В переводе с латинского плащ — это капа. А шатер, или палатка по-нашему, — капелло. Понятно, что нужен был кто-то, кто отвечал бы за эту реликвию. Для этого назначали капеллана — священника римского двора. С тех пор капеллан при войске всегда хранит святое. Святое для всех людей — их души. Во всех армиях мира, соблюдающих христианские догмы, обязательно есть священник, отвечающий за святость душ солдат. Поэтому мы сейчас в войсках.
Есть капелланство военное, тюремное, медицинское, студенческое. Когда-то богатые люди могли позволить себе держать капеллана для своей семьи. Но все сводится к одному: капеллан заботится о святости человека, который дается ему на сопровождение.
Если в 2014 году мы ездили на фронт как волонтеры, то сейчас все формальности соблюдены. Капелланы стали офицерами Вооруженных Сил Украины.
Читайте также: «Мечтаю после войны поступить в консерваторию», — боец с позывным «Космос»
— Как вы оказались на Донбассе?
— В юности я учился в лесотехническом техникуме, потом служил в советской армии, учился в Ленинградской лесотехнической академии, позже в Ивано-Франковском теологически-катехитическом духовном институте.
К тому времени греко-католическая церковь уже вышла из подполья. В 1992 году заехал в Донецкую область как миссионер. Потому что из села на Львовщине, откуда я родом, было много подпольных священников, и один из них пригласил нас, молодых коллег, на служение в Донецкой области людям, которые были в 1951 году переселены туда в результате операции «Висла».

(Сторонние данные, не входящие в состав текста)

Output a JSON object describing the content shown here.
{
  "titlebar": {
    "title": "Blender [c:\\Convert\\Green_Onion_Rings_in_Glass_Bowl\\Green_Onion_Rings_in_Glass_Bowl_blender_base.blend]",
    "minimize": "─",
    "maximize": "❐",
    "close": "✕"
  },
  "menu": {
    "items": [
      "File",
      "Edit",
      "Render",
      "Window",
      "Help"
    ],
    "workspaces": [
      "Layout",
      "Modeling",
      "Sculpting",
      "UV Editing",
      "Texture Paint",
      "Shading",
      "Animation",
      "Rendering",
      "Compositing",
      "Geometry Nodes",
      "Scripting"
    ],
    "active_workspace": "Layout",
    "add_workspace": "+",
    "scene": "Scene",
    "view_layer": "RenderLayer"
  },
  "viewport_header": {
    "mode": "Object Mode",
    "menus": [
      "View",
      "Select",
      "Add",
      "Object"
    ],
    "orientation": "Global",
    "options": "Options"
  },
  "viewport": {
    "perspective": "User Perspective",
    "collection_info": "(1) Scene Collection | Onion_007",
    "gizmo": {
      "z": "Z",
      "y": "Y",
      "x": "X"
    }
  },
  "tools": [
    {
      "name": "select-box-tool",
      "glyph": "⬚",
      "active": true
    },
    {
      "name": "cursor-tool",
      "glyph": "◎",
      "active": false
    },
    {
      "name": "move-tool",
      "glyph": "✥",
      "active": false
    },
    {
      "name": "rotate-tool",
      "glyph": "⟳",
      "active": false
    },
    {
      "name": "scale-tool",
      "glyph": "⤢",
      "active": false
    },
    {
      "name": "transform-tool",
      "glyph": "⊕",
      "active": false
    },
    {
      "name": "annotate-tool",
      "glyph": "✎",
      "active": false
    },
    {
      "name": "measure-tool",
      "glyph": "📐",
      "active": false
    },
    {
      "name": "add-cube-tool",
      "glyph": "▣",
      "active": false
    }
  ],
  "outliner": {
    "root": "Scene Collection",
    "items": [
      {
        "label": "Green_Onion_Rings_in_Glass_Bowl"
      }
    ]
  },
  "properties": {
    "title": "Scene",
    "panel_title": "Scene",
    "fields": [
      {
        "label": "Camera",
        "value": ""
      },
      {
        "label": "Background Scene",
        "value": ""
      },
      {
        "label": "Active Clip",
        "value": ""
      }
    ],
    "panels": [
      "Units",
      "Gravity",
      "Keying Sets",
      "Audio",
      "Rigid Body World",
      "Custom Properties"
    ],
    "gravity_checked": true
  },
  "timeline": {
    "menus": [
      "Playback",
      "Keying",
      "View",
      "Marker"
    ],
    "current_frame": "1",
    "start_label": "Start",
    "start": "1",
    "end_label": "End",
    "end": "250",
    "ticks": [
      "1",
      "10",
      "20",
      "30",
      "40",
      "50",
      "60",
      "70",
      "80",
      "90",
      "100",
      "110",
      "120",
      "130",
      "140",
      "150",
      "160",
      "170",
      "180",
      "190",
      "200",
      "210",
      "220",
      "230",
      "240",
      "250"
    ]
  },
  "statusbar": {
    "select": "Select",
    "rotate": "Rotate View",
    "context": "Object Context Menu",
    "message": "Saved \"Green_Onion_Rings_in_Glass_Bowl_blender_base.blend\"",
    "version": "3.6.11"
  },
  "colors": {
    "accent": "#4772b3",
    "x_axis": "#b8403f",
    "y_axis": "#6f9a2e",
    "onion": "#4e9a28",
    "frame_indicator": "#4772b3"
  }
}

Когда я приехал, нам без проблем выделяли земельные участки. В селах Раздоловка, Звановка, Верхнекаменское Артемовского (сейчас Бахмутского) района, куда мы приехали впервые, было подавляющее большинство именно переселенцев. Поэтому, когда они заявили о желании иметь свою церковь, там какого-то особого противостояния не было. Когда массово начали строить церкви московского патриархата, мы уже там работали лет десять, наверное.
Что касается языка, то мне было комфортно. Потому что тогда еще жили люди, родившиеся в 1930—1940-х на западе Украины. Они все разговаривали именно по-украински, помнили веру, культуру, все национальные и религиозные праздники отмечали согласно прадедовским обычаям, знали много повстанческих песен и пели их постоянно, несмотря на прессинг советской власти. На Рождество у нас ходили с вертепами. Люди прославляли рожденного Христа, и им это сходило с рук в то время. То есть люди не теряли ни веры, ни связи со своими народными корнями. Будем так говорить, что они просто уперлись, и это было такое их сопротивление.
Даже разговаривали на бойковском языке, на котором в горах говорят. Я сам бойко по происхождению. Мы с родственниками создали словарь бойковского говора, там 6 457 слов, встречающихся только у нас. А самая большая проблема была перейти с церковнославянского языка богослужения на украинский.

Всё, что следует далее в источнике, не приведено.